Aep menjelaskan, kronologi sementara menyebutkan sejumlah orang dari wilayah Kopel mendatangi Pancawati. Dalam rombongan tersebut, salah seorang pelaku diduga membawa senjata tajam. Namun, dalam insiden itu pelaku justru mengalami luka pada bagian tangannya. Meski demikian, seluruh rangkaian peristiwa masih dalam proses penyelidikan oleh pihak kepolisian.
“Kalau saya melihat, ini bukan tawuran besar. Sepertinya ada persoalan atau dendam sehingga terjadi penyerangan. Tapi semuanya masih dalam proses pendalaman oleh kepolisian,” ujar Aep, Kamis (23/7/2026).
Menindaklanjuti kejadian tersebut, Pemerintah Kabupaten Karawang bersama Polres Karawang dan Kodim 0604/Karawang langsung memperkuat langkah antisipasi agar konflik serupa tidak kembali terulang.
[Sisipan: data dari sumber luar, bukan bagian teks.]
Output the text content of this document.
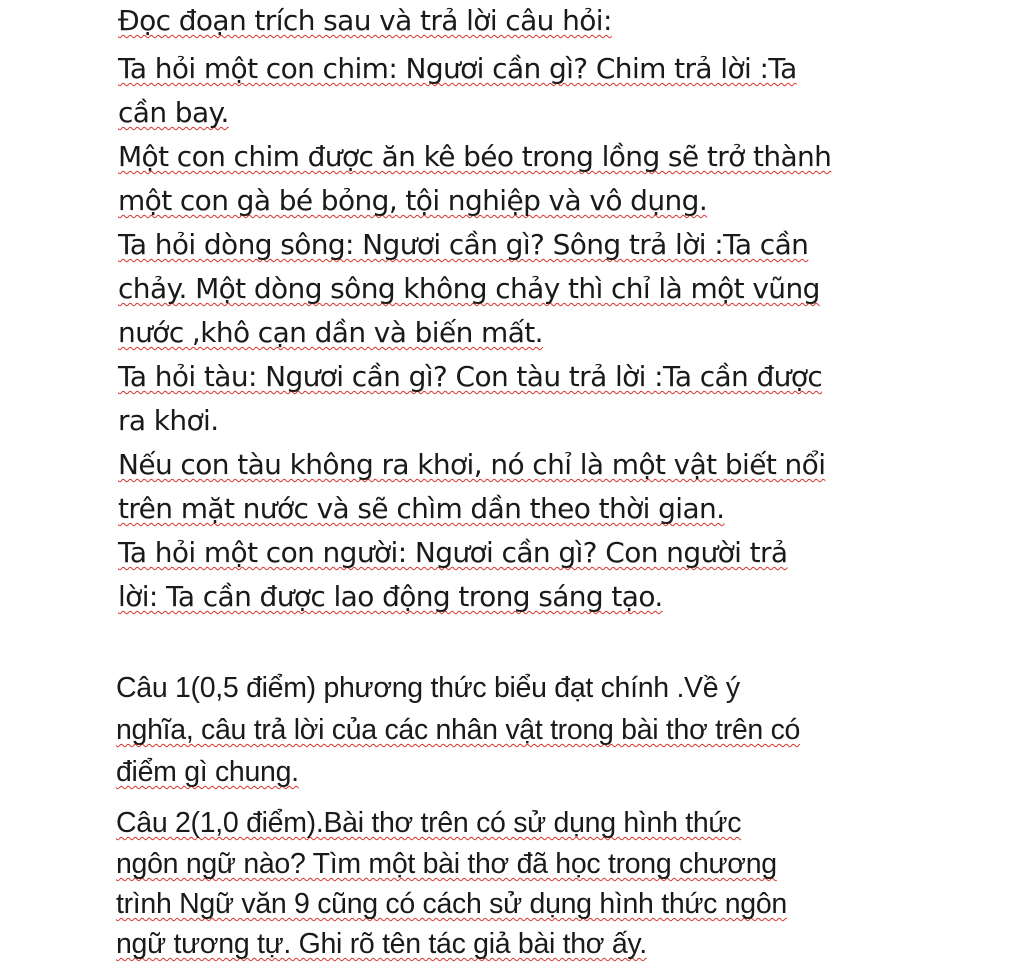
Đọc đoạn trích sau và trả lời câu hỏi:
Ta hỏi một con chim: Ngươi cần gì? Chim trả lời :Ta
cần bay.
Một con chim được ăn kê béo trong lồng sẽ trở thành
một con gà bé bỏng, tội nghiệp và vô dụng.
Ta hỏi dòng sông: Ngươi cần gì? Sông trả lời :Ta cần
chảy. Một dòng sông không chảy thì chỉ là một vũng
nước ,khô cạn dần và biến mất.
Ta hỏi tàu: Ngươi cần gì? Con tàu trả lời :Ta cần được
ra khơi.
Nếu con tàu không ra khơi, nó chỉ là một vật biết nổi
trên mặt nước và sẽ chìm dần theo thời gian.
Ta hỏi một con người: Ngươi cần gì? Con người trả
lời: Ta cần được lao động trong sáng tạo.
Câu 1(0,5 điểm) phương thức biểu đạt chính .Về ý
nghĩa, câu trả lời của các nhân vật trong bài thơ trên có
điểm gì chung.
Câu 2(1,0 điểm).Bài thơ trên có sử dụng hình thức
ngôn ngữ nào? Tìm một bài thơ đã học trong chương
trình Ngữ văn 9 cũng có cách sử dụng hình thức ngôn
ngữ tương tự. Ghi rõ tên tác giả bài thơ ấy.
Upaya yang dilakukan di antaranya patroli gabungan serta peningkatan koordinasi hingga tingkat kecamatan, desa, Bhabinkamtibmas, dan Babinsa.
Aep menegaskan bahwa sinergi antara pemerintah daerah, aparat keamanan, dan masyarakat menjadi kunci utama dalam menjaga situasi keamanan dan ketertiban di Kabupaten Karawang tetap aman dan kondusif.
Terkait dugaan keterlibatan pelajar, Bupati mengaku telah berkoordinasi dengan Pemerintah Provinsi Jawa Barat mengingat kewenangan pengelolaan SMA dan SMK berada di tingkat provinsi. Sementara untuk jenjang SD dan SMP yang menjadi kewenangan Pemerintah Kabupaten Karawang, pembinaan dan pengawasan terus diperkuat.
Menurutnya, berbagai langkah pencegahan yang selama ini dilakukan mulai menunjukkan hasil. Ia menilai intensitas aksi kekerasan yang melibatkan pelajar di Karawang cenderung menurun berkat kolaborasi pemerintah daerah, aparat keamanan, sekolah, serta masyarakat.
Meski demikian, Aep mengimbau masyarakat agar tidak terburu-buru menyimpulkan motif di balik insiden tersebut sebelum penyelidikan kepolisian selesai. Ia meminta seluruh pihak menghormati proses hukum dan menyerahkan pengungkapan fakta kepada aparat penegak hukum yang saat ini masih mendalami kasus tersebut.